Politics | Europäische Union

Neues Gesetz gegen Gewalt an Frauen

Die Richtlinie legt fest, dass Verbrechen wie Zwangsheirat oder Genitalverstümmelung EU-weit unter Strafe stehen. Eine Ausnahme gilt absurderweise für Vergewaltigung.
Frauenmarsch 2023
Foto: Seehauserfoto
  • Das Europaparlament und die EU-Staaten haben sich am Dienstag (6. Februar) in Straßburg auf eine Richtlinie geeinigt, mit der die Bestrafung von Gewalt gegen Frauen in allen Ländern gleich geregelt werden soll: Zwangsheirat, weibliche Genitalverstümmelung, Cyberstalking, Aufruf zu Hass gegen Frauen und Revenge Porn stehen künftig in der gesamten EU unter Strafe. Die neuen Vorgaben müssen zwar noch vom Parlament und den EU-Staaten abgesegnet werden, doch das dürfte eine reine Formsache sein.

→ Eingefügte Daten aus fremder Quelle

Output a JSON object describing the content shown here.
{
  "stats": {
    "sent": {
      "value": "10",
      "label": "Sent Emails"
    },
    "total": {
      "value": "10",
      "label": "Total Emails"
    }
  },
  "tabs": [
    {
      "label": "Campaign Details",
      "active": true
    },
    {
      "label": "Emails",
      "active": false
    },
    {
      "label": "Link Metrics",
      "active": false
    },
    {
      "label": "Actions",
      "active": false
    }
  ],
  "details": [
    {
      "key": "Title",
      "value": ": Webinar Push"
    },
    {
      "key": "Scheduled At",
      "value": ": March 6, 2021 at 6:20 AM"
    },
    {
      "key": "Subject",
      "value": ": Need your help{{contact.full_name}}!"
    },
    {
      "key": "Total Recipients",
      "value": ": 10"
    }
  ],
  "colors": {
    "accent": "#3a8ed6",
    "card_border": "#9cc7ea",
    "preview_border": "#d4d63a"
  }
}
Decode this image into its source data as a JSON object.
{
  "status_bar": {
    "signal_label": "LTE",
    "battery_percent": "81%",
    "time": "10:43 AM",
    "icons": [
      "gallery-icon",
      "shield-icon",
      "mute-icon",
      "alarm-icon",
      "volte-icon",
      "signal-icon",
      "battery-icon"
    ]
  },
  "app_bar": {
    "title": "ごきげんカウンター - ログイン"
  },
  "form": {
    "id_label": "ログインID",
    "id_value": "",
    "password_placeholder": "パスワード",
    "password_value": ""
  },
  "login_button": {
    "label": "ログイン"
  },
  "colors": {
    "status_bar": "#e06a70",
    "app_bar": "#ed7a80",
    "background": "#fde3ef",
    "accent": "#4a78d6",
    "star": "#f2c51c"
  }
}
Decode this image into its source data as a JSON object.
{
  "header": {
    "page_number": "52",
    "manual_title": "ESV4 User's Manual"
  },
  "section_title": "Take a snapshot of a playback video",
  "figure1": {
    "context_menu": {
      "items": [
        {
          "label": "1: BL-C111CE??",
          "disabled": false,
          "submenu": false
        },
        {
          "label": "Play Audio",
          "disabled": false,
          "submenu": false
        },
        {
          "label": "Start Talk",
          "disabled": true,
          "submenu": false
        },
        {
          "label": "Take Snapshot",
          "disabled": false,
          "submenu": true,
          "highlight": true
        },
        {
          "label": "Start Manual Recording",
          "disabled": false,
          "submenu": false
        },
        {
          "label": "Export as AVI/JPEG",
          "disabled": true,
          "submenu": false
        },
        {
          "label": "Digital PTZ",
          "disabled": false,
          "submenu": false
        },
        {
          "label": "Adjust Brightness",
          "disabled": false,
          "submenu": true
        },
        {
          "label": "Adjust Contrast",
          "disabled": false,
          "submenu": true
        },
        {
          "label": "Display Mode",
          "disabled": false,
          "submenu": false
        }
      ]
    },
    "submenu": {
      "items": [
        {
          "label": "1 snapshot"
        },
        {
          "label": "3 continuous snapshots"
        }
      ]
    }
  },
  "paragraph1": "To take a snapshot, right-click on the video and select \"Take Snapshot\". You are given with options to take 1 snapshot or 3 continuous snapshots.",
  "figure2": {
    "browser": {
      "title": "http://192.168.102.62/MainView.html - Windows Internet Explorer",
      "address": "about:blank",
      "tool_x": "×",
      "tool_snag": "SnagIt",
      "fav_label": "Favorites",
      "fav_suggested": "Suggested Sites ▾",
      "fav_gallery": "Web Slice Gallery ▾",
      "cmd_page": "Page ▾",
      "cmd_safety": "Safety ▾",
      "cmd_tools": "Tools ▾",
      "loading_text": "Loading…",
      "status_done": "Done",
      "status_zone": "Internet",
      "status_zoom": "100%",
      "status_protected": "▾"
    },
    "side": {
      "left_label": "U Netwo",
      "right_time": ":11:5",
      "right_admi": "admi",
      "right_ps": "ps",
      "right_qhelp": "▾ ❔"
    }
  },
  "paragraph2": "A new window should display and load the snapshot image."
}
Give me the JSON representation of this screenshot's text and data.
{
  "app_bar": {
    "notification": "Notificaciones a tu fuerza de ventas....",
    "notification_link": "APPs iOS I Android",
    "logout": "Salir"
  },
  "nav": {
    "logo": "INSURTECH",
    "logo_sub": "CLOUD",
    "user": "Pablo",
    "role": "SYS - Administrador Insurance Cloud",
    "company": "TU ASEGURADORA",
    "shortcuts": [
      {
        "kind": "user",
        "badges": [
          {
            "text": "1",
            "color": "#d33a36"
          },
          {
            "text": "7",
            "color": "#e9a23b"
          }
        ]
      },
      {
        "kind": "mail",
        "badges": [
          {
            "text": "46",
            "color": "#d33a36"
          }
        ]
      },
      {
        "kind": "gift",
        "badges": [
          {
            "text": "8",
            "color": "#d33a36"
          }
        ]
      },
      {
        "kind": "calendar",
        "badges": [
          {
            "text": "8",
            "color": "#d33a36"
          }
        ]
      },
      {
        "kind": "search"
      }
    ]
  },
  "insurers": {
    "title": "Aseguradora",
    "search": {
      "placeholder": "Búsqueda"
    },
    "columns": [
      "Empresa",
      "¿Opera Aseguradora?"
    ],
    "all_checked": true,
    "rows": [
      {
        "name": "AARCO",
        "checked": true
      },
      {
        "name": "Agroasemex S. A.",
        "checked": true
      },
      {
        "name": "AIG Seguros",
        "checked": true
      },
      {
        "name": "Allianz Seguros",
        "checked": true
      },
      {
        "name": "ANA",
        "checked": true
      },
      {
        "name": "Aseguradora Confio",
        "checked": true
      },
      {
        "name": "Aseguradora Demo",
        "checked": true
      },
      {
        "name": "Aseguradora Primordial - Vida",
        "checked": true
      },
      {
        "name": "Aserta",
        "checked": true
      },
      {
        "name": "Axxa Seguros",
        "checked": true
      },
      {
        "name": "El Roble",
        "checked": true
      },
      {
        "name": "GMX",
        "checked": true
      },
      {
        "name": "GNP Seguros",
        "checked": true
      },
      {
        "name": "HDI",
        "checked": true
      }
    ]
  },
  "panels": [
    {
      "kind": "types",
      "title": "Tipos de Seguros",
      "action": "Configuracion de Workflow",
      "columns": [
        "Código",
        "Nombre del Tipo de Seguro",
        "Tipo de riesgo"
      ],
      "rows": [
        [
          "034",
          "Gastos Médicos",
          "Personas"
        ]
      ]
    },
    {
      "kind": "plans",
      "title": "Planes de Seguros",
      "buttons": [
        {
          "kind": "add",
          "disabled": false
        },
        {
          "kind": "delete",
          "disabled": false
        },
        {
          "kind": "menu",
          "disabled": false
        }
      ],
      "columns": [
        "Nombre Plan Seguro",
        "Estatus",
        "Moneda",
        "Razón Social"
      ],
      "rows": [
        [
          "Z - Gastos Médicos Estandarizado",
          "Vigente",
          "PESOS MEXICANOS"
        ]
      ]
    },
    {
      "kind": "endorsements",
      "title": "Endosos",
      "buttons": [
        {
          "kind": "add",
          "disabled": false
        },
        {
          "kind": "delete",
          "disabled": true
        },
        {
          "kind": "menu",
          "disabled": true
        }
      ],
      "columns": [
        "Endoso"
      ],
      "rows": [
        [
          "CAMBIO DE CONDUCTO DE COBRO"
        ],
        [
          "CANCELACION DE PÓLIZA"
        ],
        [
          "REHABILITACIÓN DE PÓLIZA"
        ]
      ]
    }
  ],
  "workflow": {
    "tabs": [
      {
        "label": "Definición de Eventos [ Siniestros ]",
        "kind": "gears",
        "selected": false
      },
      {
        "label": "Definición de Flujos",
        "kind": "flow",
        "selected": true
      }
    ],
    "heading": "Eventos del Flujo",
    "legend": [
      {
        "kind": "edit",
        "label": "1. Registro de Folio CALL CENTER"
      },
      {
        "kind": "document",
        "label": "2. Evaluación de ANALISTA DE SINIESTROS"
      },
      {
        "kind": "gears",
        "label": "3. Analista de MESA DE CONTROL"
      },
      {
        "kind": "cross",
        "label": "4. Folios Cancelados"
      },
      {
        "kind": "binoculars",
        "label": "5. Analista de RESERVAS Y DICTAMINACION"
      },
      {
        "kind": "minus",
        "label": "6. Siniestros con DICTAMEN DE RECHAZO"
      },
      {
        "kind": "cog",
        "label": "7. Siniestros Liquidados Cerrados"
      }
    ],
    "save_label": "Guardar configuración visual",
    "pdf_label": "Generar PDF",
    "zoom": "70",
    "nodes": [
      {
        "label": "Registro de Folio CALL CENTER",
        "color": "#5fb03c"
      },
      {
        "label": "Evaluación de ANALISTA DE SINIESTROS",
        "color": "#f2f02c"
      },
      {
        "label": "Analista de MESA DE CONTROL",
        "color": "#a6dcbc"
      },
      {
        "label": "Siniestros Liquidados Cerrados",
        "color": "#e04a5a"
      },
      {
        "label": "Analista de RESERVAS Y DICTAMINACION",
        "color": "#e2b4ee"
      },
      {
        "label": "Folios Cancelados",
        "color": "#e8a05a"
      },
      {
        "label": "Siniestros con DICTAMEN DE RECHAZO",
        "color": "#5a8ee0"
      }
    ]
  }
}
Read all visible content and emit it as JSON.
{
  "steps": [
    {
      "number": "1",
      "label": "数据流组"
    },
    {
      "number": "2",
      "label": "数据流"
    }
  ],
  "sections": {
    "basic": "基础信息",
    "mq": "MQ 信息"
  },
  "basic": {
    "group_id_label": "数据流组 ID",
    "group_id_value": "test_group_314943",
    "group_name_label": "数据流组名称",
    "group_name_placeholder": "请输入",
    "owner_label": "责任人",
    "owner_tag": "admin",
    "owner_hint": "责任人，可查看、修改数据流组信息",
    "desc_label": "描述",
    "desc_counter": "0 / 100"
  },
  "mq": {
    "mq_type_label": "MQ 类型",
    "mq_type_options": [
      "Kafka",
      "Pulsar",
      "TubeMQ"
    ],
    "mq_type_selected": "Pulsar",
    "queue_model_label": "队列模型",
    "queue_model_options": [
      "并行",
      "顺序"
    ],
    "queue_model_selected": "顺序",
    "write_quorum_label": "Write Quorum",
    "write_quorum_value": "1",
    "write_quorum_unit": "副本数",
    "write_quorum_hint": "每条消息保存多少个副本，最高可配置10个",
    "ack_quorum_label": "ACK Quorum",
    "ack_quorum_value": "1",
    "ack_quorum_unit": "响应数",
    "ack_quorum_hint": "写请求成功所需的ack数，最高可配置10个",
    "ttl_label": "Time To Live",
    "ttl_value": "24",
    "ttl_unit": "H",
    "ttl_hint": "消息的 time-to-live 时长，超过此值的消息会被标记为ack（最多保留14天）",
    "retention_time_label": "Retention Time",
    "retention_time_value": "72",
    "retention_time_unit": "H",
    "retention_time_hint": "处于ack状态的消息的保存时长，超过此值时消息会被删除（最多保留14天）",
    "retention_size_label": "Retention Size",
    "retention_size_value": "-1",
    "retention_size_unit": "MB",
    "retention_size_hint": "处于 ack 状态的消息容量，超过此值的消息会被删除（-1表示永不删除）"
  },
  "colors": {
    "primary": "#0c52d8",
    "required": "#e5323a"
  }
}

  • Julia Unterberger: „Doch ausgerechnet die sexuelle Gewalt, eines der schwerwiegendsten Verbrechen gegen Frauen, blieb außen vor.“ Foto: Privat

    „Doch ausgerechnet die sexuelle Gewalt, eines der schwerwiegendsten Verbrechen gegen Frauen, blieb außen vor“, kritisiert SVP-Senatorin Julia Unterberger in einer Mitteilung an die Medien. Der Tatbestand der Vergewaltigung war in der ursprünglich vorgeschlagenen Richtlinie der EU-Kommission noch enthalten. Dieser sah vor, das Prinzip „Ja heißt Ja“ einzuführen. Damit würde die Strafbarkeit an die fehlende Zustimmung der sexuellen Handlung geknüpft. 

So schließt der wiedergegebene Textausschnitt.